Integrating SEPostgreSQL into the network

July 02, 2021

When we use the sepgsql module in PostgreSQL, all database sessions need to have a security context associated with them. While for local communications (which use Unix domain sockets) this context is readily available, networked sessions (which are the most common) do not automatically have a context set.

If the system does not participate in a labeled networking setup, interaction with the database will fail:

$ psql -U testuser -h ppubssa3ed db_test
psql: FATAL: SELinux: unable to get peer label: Protocol not available

To resolve this, the recommended approach is to start using labeled IPSec. However, we can also use NetLabel to introduce fallback labeling where needed.

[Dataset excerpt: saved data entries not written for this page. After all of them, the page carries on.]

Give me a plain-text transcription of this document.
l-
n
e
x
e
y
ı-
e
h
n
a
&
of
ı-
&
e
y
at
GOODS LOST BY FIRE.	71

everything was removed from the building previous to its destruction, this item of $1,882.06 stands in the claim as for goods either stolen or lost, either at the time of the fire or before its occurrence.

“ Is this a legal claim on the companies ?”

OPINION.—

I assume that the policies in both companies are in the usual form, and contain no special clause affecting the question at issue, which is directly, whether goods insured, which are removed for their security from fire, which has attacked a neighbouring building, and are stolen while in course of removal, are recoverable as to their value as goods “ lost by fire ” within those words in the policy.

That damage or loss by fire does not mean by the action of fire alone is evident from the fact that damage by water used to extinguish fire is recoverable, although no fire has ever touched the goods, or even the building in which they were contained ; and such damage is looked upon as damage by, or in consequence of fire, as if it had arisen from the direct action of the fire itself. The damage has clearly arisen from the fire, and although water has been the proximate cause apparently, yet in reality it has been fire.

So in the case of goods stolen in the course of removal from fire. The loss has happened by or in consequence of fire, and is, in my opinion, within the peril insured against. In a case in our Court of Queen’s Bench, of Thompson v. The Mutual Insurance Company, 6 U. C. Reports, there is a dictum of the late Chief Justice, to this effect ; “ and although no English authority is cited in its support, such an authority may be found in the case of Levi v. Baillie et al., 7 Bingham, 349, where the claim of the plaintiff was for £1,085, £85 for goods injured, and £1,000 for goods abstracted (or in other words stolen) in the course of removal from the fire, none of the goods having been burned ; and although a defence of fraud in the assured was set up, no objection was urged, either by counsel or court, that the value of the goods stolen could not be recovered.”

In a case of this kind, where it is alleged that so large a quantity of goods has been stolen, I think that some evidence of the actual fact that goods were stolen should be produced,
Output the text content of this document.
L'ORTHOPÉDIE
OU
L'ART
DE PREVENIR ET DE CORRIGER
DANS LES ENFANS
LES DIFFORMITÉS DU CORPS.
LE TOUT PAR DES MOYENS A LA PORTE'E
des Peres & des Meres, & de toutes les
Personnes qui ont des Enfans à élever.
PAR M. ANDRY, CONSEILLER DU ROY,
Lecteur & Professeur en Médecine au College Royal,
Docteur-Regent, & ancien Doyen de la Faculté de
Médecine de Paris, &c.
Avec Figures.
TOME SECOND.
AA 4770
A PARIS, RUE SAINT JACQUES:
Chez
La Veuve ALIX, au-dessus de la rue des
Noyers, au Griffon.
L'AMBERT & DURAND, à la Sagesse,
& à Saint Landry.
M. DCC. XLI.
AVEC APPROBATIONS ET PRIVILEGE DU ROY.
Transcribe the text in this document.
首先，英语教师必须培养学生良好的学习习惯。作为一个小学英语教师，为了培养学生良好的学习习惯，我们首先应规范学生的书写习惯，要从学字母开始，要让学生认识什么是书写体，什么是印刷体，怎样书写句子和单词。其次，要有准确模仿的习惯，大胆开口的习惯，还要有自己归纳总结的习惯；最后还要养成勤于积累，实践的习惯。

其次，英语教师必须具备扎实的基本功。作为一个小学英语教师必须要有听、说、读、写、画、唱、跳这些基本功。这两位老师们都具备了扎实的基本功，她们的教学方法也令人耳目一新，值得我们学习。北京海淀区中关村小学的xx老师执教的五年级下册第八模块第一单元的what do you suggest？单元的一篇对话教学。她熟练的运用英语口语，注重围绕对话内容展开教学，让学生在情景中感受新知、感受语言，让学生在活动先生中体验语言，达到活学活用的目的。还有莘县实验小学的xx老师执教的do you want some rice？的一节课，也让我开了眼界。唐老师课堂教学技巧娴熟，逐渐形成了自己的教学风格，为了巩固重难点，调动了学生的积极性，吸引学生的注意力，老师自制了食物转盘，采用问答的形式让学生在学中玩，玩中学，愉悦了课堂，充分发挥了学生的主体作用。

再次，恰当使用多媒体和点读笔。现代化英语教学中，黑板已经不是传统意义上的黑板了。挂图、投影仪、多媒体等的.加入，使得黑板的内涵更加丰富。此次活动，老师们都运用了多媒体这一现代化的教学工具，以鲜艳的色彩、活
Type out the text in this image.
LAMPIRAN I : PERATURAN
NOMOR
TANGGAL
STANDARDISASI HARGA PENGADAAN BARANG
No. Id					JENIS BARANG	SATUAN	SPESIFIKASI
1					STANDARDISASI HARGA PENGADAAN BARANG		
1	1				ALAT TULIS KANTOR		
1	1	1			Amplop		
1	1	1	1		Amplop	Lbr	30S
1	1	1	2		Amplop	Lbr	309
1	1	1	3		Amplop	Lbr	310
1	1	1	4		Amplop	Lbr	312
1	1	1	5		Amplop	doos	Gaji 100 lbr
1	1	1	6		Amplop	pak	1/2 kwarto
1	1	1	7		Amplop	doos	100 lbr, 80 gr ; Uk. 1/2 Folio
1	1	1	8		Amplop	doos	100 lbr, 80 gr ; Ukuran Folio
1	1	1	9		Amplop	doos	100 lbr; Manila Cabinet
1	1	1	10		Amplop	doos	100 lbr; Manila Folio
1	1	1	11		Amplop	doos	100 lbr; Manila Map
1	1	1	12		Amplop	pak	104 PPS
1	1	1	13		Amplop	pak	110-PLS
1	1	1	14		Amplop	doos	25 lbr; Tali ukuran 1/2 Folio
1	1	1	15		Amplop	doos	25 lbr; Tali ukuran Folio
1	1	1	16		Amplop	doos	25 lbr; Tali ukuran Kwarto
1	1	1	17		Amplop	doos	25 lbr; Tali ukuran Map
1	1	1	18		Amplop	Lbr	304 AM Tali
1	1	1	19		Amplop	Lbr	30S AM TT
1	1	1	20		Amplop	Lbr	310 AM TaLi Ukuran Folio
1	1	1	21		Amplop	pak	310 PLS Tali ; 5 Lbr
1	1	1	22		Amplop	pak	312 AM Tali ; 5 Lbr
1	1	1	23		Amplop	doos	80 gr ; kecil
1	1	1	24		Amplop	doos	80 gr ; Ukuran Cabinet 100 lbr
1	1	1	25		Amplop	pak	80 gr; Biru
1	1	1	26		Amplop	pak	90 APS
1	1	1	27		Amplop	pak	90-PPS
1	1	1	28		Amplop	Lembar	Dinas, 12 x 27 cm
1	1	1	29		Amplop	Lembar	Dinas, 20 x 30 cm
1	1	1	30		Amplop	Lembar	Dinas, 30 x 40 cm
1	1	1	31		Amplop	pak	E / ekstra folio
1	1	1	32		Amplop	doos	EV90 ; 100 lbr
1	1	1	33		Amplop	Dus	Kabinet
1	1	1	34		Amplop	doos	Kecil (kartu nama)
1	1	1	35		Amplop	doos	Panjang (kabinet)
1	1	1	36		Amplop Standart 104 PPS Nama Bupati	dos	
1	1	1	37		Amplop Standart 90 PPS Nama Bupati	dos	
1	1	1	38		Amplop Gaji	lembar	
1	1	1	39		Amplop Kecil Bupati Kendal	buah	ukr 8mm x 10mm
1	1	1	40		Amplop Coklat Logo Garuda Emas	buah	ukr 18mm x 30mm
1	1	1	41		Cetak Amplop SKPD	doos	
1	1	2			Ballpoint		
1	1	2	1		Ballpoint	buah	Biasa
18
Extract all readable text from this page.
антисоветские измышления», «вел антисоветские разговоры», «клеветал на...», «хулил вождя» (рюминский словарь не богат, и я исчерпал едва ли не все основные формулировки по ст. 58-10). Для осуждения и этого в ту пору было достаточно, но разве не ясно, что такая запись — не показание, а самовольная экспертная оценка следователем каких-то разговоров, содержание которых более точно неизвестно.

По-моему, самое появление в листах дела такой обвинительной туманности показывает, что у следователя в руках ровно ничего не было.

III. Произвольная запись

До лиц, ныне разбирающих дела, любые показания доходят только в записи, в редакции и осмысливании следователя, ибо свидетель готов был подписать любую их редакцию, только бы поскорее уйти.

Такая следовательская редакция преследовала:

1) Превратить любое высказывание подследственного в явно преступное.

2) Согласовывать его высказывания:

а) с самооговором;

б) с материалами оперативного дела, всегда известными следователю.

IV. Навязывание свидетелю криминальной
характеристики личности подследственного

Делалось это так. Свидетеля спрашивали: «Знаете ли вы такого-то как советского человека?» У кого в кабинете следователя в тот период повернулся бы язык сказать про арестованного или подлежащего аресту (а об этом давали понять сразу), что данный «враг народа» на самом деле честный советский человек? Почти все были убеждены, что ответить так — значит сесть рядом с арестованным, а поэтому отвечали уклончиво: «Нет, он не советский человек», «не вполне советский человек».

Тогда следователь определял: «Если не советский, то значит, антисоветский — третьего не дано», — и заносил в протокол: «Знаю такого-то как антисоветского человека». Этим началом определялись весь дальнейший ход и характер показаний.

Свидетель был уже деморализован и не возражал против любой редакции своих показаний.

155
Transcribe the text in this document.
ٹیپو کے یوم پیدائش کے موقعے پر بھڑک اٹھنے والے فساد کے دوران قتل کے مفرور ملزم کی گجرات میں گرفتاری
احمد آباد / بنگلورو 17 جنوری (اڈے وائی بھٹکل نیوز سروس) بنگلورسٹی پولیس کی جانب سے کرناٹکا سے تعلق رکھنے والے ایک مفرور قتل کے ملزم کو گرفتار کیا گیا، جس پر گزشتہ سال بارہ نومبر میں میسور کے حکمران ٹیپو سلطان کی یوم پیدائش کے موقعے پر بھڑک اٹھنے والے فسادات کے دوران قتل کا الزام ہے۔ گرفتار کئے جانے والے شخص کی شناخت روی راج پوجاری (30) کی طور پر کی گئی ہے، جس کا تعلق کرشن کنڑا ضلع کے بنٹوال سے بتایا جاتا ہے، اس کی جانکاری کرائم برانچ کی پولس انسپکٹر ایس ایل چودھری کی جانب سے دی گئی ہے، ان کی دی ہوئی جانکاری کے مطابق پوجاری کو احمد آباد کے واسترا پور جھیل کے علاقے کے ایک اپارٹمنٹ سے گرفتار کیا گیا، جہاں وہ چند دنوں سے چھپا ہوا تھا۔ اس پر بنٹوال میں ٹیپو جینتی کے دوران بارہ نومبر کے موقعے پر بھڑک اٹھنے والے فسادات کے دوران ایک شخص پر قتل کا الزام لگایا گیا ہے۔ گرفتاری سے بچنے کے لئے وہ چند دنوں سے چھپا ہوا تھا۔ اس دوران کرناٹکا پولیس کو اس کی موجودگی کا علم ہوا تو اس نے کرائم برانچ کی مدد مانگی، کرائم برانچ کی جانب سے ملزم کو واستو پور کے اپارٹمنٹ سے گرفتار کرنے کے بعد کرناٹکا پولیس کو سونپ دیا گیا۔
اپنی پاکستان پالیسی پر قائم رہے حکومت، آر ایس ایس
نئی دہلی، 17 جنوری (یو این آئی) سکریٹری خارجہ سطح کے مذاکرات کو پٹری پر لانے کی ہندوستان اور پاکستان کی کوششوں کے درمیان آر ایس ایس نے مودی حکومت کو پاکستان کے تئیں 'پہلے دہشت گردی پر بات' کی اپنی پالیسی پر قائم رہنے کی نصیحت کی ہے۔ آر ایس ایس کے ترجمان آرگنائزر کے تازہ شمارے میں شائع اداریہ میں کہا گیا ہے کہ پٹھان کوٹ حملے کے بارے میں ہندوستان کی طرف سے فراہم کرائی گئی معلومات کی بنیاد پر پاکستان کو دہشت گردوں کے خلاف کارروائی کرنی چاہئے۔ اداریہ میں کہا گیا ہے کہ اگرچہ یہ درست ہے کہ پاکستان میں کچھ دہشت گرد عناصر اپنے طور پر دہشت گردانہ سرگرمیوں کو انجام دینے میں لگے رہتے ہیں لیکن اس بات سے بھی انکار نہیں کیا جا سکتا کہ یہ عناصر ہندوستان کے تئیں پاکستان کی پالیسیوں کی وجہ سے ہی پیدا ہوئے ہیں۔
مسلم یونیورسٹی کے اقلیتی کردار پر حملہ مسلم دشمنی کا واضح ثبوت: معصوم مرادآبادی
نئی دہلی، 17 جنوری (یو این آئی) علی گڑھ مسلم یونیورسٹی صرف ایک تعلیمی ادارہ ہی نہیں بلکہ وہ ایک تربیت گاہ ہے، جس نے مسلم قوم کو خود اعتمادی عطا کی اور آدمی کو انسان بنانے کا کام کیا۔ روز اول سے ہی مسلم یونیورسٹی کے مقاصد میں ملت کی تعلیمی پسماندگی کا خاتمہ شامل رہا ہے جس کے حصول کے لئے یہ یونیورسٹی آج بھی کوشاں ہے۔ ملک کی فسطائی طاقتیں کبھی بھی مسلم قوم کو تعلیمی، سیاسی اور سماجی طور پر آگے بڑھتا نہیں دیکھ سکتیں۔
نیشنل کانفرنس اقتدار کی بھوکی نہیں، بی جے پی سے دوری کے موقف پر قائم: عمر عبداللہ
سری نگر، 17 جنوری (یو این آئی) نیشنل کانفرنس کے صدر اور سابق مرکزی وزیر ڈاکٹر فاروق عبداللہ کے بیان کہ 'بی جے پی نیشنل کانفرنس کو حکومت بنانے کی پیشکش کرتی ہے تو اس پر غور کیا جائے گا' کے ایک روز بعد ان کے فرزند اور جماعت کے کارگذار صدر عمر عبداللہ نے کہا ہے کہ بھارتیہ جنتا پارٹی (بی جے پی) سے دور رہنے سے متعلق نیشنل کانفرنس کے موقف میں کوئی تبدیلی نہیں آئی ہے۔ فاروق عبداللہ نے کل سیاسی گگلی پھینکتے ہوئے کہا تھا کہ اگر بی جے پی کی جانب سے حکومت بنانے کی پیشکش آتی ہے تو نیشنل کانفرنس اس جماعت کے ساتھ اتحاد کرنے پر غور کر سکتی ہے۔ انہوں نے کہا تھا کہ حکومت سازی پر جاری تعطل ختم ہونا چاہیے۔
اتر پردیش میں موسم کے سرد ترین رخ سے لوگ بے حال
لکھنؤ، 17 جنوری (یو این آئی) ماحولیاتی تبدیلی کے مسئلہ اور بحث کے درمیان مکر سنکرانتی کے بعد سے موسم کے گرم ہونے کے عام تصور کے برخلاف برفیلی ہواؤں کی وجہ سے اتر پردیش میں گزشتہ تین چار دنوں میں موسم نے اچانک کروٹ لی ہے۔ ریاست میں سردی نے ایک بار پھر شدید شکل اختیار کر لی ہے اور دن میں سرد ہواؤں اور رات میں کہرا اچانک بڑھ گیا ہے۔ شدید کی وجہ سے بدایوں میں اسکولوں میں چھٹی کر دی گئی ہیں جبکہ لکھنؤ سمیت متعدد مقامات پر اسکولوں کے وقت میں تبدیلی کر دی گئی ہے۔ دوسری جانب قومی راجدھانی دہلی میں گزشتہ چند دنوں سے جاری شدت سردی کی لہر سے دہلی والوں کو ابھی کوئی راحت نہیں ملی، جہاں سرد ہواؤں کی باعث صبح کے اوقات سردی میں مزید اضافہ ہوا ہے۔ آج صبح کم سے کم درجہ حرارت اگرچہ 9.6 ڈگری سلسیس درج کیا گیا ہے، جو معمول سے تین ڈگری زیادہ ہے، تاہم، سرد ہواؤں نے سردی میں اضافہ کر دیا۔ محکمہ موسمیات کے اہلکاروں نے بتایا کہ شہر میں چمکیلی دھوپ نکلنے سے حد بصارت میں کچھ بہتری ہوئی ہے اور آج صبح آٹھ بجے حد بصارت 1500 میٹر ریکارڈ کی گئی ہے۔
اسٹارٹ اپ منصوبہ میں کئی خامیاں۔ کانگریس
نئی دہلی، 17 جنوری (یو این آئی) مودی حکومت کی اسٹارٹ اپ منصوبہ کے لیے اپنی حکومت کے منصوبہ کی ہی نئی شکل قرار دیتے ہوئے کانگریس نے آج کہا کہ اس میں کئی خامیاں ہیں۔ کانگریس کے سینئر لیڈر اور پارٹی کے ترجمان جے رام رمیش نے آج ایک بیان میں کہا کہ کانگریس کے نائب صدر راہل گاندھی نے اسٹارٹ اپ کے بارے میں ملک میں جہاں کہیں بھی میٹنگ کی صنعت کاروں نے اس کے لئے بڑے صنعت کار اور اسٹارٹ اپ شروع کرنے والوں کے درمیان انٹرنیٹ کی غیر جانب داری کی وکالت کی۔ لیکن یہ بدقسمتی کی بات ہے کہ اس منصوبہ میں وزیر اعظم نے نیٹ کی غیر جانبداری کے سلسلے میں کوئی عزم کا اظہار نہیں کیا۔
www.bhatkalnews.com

Creating a fallback label for remote sessions

With Linux’s NetLabel and CIPSO support we can introduce both fallback labeling (associating a label based on the source address), as well as use full labeling for localhost communication.

With full, local label support, NetLabel can pass the source context to the target if all this communication solely traverses over the loopback device (as such communication does not leave the system, allowing NetLabel to trace and support the flow from end to end and provide context information to the receiving service).

Let’s create the CIPSO definition for local labeling:

# netlabelctl cipsov4 add local doi:2

We now create a default context for communication coming from the network (over the eth0 interface and the 192.168.100.1/24 network). It is this context that we will see when connecting to the PostgreSQL server over the network:

# netlabelctl unlbl add interface:eth0 address:192.168.100.0/24 label:user_u:user_r:user_t:s0

We can now remove the default mapping rules, and add mapping rules for the different communication types:

# netlabelctl map del default
# netlabelctl map add default address:0.0.0.0/0 protocol:unlbl
# netlabelctl map add default address:::/0 protocol:unlbl
# netlabelctl map add default address:127.0.0.1 protocol:cipsov4,2

The mappings we created will allow unlabeled communication for everything (but keep in mind that we have a specific label defined for communication coming from 192.168.100.0/24) and loopback-based full labeling on the localhost.

Tuning the SELinux policy

Next to the labeling configuration, we might also need to further fine-tune the SELinux policy for PostgreSQL. A couple of SELinux booleans are worth mentioning here:

  • The postgresql_selinux_transmit_client_label SELinux boolean (disabled by default) allows the postgresql_t domain to set its own session contexts. The PostgreSQL server might want to set its own session context when the server itself has database connections to other, remote databases (for instance, using PostgreSQL’s Foreign Data Wrapper (FDW) support). When enabled, the client context will be passed on to the remote databases as well.
  • The postgresql_selinux_unconfined_dbadm SELinux boolean (enabled by default) grants administrative database privileges in sepgsql to any unconfined user domain.
  • The postgresql_selinux_users_ddl SELinux boolean (enabled by default) allows unprivileged users to run Data Definition Language (DDL) statements. There are database statements that create new tables, views, and so on, and will result in user-oriented types such as user_sepgsql_table_t being used.
  • The selinuxuser_postgresql_connect_enabled SELinux boolean (disabled by default) allows user domains to connect to the PostgreSQL daemon over the Unix domain sockets.

Don’t forget to persist the boolean changes (using setsebool -P) as otherwise, a system reboot will revert the settings back to their default values.